Selon une analyse de Santé publique France parue dans le dernier Bulletin épidémiologique hebdomadaire (BEH) en date du 4 juillet 2023, la pandémie, par la durée et l’importance des mesures de restrictions sociales et des contraintes qu’elle a entraînées, peut avoir eu un impact sur la santé mentale, et notamment sur les tentatives de suicide. Une surveillance accrue des hospitalisations pour ce motif, notamment chez les adolescents et jeunes adultes est jugée comme nécessaire .
C’est dans ce contexte que Santé publique France a comparé les hospitalisations pour tentative de suicide (HTS) en 2020 et durant la première partie de l’année 2021 par rapport aux années précédentes. Celles-ci ont été analysées par groupe d’âge, sexe et modalités utilisées pour la tentative de suicide. Tous les courts séjours dans les établissements français publics et privés des personnes âgées de 10 ans et plus hospitalisées entre le 2 janvier 2017 et le 31 mai 2021 pour un geste suicidaire ont été sélectionnés.
Devant la dégradation de la santé mentale, des craintes autour d’une augmentation des actes suicidaires pendant et après la pandémie ont rapidement émergé, étayées par plusieurs facteurs : l’augmentation des idées suicidaires rapportée dans certaines études1 , l’augmentation des taux de troubles psychiatriques pendant l’épidémie, la présence de ceux-ci étant classiquement associée à une augmentation des actes suicidaires2, et l’impact des conséquences à plus long terme de l’épidémie (chômage,problèmes financiers, accès réduit à la scolarité et deuil).
En 2020, le taux estimé d’HTS tous âges confondus était de 13,3 pour 10 000 alors qu’il était de 14,8 en 2019 et 15,2 en 2018. Lors du premier confinement, les taux d’HTS étaient inférieurs à ceux observés en moyenne entre 2017 et 2019 quel que soit le sexe, à l’exception des hommes de 75 ans et plus. Ces taux sont restés inférieurs pour les personnes entre 35 et 85 ans. Cependant, ils ont progressivement augmenté chez les jeunes de 11 à 24 ans, jusqu’à devenir significativement supérieur à la moyenne de 2017-19 après le deuxième confinement (et dès le deuxième confinement pour les filles de 10 à 14 ans). Le recours à des modalités violentes apparaît alors plus fréquent quel que soit l’âge.

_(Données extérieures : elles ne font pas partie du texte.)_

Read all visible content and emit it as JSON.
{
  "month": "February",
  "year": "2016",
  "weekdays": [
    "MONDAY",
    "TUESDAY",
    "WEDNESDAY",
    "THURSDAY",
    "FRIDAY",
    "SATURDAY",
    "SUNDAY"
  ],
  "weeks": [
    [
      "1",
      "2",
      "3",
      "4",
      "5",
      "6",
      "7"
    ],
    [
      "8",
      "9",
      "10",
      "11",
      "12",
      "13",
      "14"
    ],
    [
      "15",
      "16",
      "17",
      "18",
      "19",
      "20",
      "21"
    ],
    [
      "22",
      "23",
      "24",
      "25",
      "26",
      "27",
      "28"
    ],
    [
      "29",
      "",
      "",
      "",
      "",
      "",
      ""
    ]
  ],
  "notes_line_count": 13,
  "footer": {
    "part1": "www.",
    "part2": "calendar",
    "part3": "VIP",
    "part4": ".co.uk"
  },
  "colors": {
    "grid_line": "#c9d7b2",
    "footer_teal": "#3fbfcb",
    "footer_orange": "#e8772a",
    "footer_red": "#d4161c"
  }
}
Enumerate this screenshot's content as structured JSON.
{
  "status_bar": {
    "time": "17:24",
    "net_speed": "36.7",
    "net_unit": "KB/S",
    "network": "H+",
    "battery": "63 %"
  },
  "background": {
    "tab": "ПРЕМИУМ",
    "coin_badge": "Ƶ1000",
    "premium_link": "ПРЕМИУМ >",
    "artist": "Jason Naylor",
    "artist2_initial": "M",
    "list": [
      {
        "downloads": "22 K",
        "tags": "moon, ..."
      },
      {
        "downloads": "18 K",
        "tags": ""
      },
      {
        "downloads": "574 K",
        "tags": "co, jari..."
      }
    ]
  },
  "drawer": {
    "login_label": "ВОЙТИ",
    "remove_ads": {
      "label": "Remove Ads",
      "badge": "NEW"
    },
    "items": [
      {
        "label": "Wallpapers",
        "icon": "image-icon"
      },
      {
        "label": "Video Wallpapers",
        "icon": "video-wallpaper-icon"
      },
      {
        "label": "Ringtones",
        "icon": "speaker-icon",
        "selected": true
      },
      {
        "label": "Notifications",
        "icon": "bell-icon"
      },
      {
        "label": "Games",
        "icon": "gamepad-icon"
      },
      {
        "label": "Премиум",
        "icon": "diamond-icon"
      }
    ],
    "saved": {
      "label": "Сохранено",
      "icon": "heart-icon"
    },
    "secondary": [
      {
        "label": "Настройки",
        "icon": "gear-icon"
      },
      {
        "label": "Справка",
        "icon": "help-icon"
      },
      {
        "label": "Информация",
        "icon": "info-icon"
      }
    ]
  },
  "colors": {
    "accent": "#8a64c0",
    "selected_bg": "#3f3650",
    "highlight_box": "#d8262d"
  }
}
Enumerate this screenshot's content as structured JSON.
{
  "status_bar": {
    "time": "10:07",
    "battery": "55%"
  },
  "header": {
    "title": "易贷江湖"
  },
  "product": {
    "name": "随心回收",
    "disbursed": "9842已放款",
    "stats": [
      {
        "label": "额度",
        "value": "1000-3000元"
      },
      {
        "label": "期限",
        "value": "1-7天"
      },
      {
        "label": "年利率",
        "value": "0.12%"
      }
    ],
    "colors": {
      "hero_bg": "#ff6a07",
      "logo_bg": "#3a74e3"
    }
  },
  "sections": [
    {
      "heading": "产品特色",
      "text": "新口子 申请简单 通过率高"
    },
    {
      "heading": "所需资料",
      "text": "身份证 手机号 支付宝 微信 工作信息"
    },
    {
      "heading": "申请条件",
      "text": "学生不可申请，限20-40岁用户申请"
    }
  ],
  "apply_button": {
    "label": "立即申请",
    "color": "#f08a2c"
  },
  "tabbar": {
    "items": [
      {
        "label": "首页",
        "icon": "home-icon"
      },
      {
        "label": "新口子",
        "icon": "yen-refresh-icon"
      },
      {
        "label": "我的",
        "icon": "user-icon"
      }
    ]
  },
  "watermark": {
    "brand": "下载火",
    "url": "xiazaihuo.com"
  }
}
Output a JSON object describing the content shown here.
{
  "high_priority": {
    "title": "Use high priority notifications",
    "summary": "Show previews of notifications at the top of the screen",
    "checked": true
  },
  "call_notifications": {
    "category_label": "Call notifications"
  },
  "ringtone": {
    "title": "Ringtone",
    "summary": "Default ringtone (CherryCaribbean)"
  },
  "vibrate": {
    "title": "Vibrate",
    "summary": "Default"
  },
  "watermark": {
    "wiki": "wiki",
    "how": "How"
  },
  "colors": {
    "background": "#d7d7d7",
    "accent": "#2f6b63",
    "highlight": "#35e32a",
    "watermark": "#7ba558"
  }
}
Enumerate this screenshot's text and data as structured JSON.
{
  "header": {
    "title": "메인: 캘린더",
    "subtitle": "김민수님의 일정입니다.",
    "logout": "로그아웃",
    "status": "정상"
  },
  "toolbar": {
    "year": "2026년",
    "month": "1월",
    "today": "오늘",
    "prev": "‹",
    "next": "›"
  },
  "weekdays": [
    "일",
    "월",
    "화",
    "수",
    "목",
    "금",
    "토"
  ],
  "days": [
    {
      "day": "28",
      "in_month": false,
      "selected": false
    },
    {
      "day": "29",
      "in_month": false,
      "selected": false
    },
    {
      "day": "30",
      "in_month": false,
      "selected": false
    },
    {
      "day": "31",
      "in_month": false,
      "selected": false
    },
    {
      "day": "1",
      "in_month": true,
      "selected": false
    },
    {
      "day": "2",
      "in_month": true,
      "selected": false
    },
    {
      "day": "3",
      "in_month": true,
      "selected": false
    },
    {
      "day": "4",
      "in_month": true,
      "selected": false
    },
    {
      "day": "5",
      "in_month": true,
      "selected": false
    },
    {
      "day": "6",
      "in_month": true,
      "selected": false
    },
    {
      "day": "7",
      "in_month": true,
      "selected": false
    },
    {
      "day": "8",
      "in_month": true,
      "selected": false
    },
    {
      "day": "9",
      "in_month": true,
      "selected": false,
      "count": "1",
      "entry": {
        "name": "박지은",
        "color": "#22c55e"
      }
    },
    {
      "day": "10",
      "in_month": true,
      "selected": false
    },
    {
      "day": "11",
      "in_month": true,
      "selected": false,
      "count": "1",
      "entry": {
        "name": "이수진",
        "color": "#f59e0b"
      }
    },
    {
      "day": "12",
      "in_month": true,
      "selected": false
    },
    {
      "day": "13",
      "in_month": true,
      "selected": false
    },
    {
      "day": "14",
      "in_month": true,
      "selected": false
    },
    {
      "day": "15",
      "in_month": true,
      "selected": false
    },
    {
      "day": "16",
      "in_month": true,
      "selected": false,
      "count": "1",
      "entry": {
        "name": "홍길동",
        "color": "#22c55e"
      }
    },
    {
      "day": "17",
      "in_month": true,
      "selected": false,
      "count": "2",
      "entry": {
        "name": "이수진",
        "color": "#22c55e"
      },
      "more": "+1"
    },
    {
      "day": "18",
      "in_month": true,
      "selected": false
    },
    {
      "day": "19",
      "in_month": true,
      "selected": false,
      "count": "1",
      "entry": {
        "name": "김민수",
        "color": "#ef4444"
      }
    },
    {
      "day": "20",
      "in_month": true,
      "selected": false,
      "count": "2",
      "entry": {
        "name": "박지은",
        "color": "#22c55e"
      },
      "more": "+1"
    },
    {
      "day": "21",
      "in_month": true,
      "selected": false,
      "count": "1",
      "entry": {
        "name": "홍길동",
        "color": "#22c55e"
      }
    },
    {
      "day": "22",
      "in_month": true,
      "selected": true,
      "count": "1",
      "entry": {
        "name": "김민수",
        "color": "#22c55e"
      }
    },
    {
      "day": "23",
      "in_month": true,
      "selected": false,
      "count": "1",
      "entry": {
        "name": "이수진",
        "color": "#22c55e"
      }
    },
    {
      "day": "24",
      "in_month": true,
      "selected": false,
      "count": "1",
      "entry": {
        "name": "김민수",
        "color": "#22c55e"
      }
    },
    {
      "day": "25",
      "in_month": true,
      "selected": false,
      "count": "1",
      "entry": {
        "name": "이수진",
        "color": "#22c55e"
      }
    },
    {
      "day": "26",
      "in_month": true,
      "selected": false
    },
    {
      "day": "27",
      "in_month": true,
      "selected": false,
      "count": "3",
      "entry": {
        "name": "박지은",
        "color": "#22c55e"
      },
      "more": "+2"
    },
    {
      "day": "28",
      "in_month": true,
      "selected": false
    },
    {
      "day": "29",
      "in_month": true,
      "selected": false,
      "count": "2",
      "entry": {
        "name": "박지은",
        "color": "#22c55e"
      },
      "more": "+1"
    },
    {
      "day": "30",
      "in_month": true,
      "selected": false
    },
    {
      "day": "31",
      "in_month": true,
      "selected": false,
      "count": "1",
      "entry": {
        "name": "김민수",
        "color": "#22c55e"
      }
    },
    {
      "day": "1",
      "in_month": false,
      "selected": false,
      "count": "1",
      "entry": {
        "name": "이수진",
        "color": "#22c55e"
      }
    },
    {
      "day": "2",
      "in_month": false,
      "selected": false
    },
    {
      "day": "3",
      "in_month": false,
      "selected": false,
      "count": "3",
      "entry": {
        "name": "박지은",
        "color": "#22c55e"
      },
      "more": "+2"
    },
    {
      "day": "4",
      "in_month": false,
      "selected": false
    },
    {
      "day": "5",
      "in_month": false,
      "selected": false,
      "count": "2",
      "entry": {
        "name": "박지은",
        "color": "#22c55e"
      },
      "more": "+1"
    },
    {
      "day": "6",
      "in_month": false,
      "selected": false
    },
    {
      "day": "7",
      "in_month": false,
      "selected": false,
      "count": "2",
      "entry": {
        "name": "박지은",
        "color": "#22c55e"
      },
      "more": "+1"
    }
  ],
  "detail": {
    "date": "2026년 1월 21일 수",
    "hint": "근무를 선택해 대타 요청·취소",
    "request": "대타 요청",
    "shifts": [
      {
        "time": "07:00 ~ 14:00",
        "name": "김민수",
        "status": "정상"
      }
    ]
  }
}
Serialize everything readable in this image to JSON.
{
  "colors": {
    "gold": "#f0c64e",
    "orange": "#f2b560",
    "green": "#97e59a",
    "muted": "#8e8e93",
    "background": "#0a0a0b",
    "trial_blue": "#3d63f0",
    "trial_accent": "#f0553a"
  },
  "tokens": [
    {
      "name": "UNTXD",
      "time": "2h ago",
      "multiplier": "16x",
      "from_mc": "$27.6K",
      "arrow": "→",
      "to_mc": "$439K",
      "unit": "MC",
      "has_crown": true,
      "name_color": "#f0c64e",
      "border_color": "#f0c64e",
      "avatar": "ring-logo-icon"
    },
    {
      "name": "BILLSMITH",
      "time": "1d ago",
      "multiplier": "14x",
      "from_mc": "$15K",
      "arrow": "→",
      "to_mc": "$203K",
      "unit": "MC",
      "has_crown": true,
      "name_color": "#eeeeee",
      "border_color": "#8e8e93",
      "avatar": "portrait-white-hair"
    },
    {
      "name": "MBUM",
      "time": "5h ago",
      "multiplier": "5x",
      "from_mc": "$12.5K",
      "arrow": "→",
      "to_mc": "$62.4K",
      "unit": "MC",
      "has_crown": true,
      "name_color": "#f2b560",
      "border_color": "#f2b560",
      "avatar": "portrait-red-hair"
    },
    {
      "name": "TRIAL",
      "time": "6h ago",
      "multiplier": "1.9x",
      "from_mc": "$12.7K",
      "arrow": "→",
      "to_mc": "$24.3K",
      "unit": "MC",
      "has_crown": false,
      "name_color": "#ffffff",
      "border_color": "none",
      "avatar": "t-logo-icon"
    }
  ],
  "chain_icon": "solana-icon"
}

« Ces résultats alertent sur une atteinte du bien-être psychique et émotionnel des jeunes femmes lors de la crise qui ne semble pas diminuer à moyen terme. Ce phénomène mérite d’être étudié plus en profondeur, en prenant en compte les différents déterminants qui président à son évolution ».
Ces résultats convergent avec ceux d’autres indicateurs et mettent en évidence une souffrance psychologique encore présente à la fin de la période d’observation chez les adolescents et jeunes adultes, qui semblent particulièrement impactés par les bouleversements sociaux et économiques induits par la crise sanitaire. Un suivi régulier de l’indicateur « hospitalisations pour tentative de suicide » s’impose comme un élément du dispositif de surveillance épidémiologique de la santé mentale, en particulier chez les adolescents et les jeunes adultes, dans le futur.
1- Iob E, Steptoe A, Fancourt D. Abuse, self-harm and suicidal
ideation in the UK during the COVID-19 pandemic. Br J Psychiatry.
2020;217(4):543-6.
2- Hawton K, van Heeringen K. Suicide. Lancet. 2009;373 (9672):1372-81.
• Hospitalisations pour tentative de suicide dans les établissements de soins aigus en France lors de l’infection à la COVID-19 : Tendances temporelles nationales en 2020-2021. Philippe Pirard, Francis Chin, Imane Khiréddine, Sarah Tebeka, Nolwenn Regnault, Santé Publique France, Saint-Maurice. A retrouver dans le BEH du 4 juillet 2023, page 230.